Foods That Benefit Your Vision
Even if you do eat fast food occasionally, you can improve your eyesight and eye health by consuming any of the following foods on a regular basis.
Berries like raspberries and blackberries contain high levels of vitamin C and antioxidants. These components are incredibly helpful in boosting your immune system, deterring illnesses, and protecting your eyes.
You can also find high levels of vitamins and antioxidants in citrus fruits like oranges and grapefruits.

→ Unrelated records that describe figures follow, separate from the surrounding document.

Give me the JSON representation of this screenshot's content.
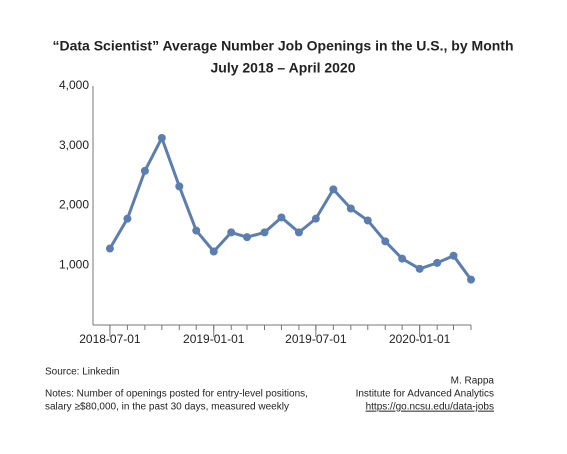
{
  "chart_data": {
    "type": "line",
    "title": "“Data Scientist” Average Number Job Openings in the U.S., by Month",
    "subtitle": "July 2018 – April 2020",
    "x": [
      "2018-07-01",
      "2018-08-01",
      "2018-09-01",
      "2018-10-01",
      "2018-11-01",
      "2018-12-01",
      "2019-01-01",
      "2019-02-01",
      "2019-03-01",
      "2019-04-01",
      "2019-05-01",
      "2019-06-01",
      "2019-07-01",
      "2019-08-01",
      "2019-09-01",
      "2019-10-01",
      "2019-11-01",
      "2019-12-01",
      "2020-01-01",
      "2020-02-01",
      "2020-03-01",
      "2020-04-01"
    ],
    "series": [
      {
        "color": "#5b7db0",
        "values": [
          1280,
          1780,
          2580,
          3130,
          2320,
          1580,
          1230,
          1550,
          1470,
          1550,
          1800,
          1550,
          1780,
          2270,
          1950,
          1750,
          1400,
          1110,
          940,
          1040,
          1160,
          760
        ]
      }
    ],
    "xlim": [
      "2018-06-01",
      "2020-04-01"
    ],
    "xticks": [
      "2018-07-01",
      "2019-01-01",
      "2019-07-01",
      "2020-01-01"
    ],
    "ylim": [
      0,
      4000
    ],
    "yticks": [
      {
        "value": 1000,
        "label": "1,000"
      },
      {
        "value": 2000,
        "label": "2,000"
      },
      {
        "value": 3000,
        "label": "3,000"
      },
      {
        "value": 4000,
        "label": "4,000"
      }
    ],
    "grid": false,
    "source": "Source: Linkedin",
    "notes": [
      "Notes: Number of openings posted for entry-level positions,",
      "salary ≥$80,000, in the past 30 days, measured weekly"
    ],
    "credits": [
      "M. Rappa",
      "Institute for Advanced Analytics",
      "https://go.ncsu.edu/data-jobs"
    ]
  }
}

Corn contains high levels of zeaxanthin and lutein, two carotenoid pigments that aid in good eye health and vision. In fact, a half cup of corn provides almost two grams of these pigments. By consuming more of these pigments, you keep a steady supply in your body, and you greatly reduce your risk for developing eye issues like cataracts.
Likewise, egg yolks are an easy source of zeaxanthin and lutein. The yolks also contain high levels of zinc, which your eyes need in order to function properly. As you consume more eggs, you lower your chances of developing macular degeneration.
4. Leafy Greens
A third source of zeaxanthin and lutein is dark, leafy greens. Vegetables like spinach, kale, chard, collard greens, Brussels sprouts, and broccoli have high levels of these pigments. So, the more of these veggies you consume, the more you increase the lutein and zeaxanthin pigments found in your macula and retina—and the more you increase how these parts of your eyes work.
Black-eyed peas, kidney beans, lentils, and other legumes all contain zinc and bioflavonoids. The mineral and compound protect and assist your retina, so the more legumes you consume, the fewer retina-related eye issues you’ll develop over time.
Fish that contains high levels of omega-3 acids can greatly benefit your health. As far as your eyes go, the omega-3s protect the blood vessels in your eyes. Blood heals the body, so the more blood has access to your eyes, the better your eye health.
Foods That Could Lead to Poor Eye Health
While you may love fast food or take out, those foods could harm your eye health or your vision. You’ll find some of the worst offenders below.
1. Fried Food
Burgers, french fries, and milkshakes are comfort foods. Because there are dozens of burger joints around you, you may enjoy eating fast food on nights when you don’t have time to cook. But if you eat fried foods too often, all that oil can build up in your body and clog up your arteries.
As a result, you will likely experience high blood pressure, which can cause you to develop eye problems such as hypertensive retinopathy.
Like fast foods, margarine is loaded with chemicals and oxidized fats. If you consume too many of these unhealthy fats, the cells in your body could mutate, and you may even notice inflammation as well.
3. Sugary Drinks
Do you enjoy drinking an ice-cold soda with dinner? Or do you prefer drinking other sugary, carbonated drinks throughout the day? While you can definitely drink beverages that are sweetened with pure sugar, you should avoid drinks that are sweetened with sugars like high-fructose corn syrup.
Researchers have shown that drinks that use these kinds of sweeteners elevate triglyceride levels and further increase the risk for high blood pressure, which could in turn cause you to develop eye problems.
Talk to Your Eye Doctor for More Tips
While you can reduce your consumption of fried, processed, or modified foods and increase your intake of beneficial foods, you can only do so much to impact your vision.
If you have any problems seeing, notice any signs of infection, or experience an eye injury, make an appointment with your eye doctor. He or she will perform a routine or in-depth examination, depending on your situation, and then tell you what other steps you must take to care for your eyes.
Additionally, your optometrist can give you more tips so you can further care for your eyes between eye appointments.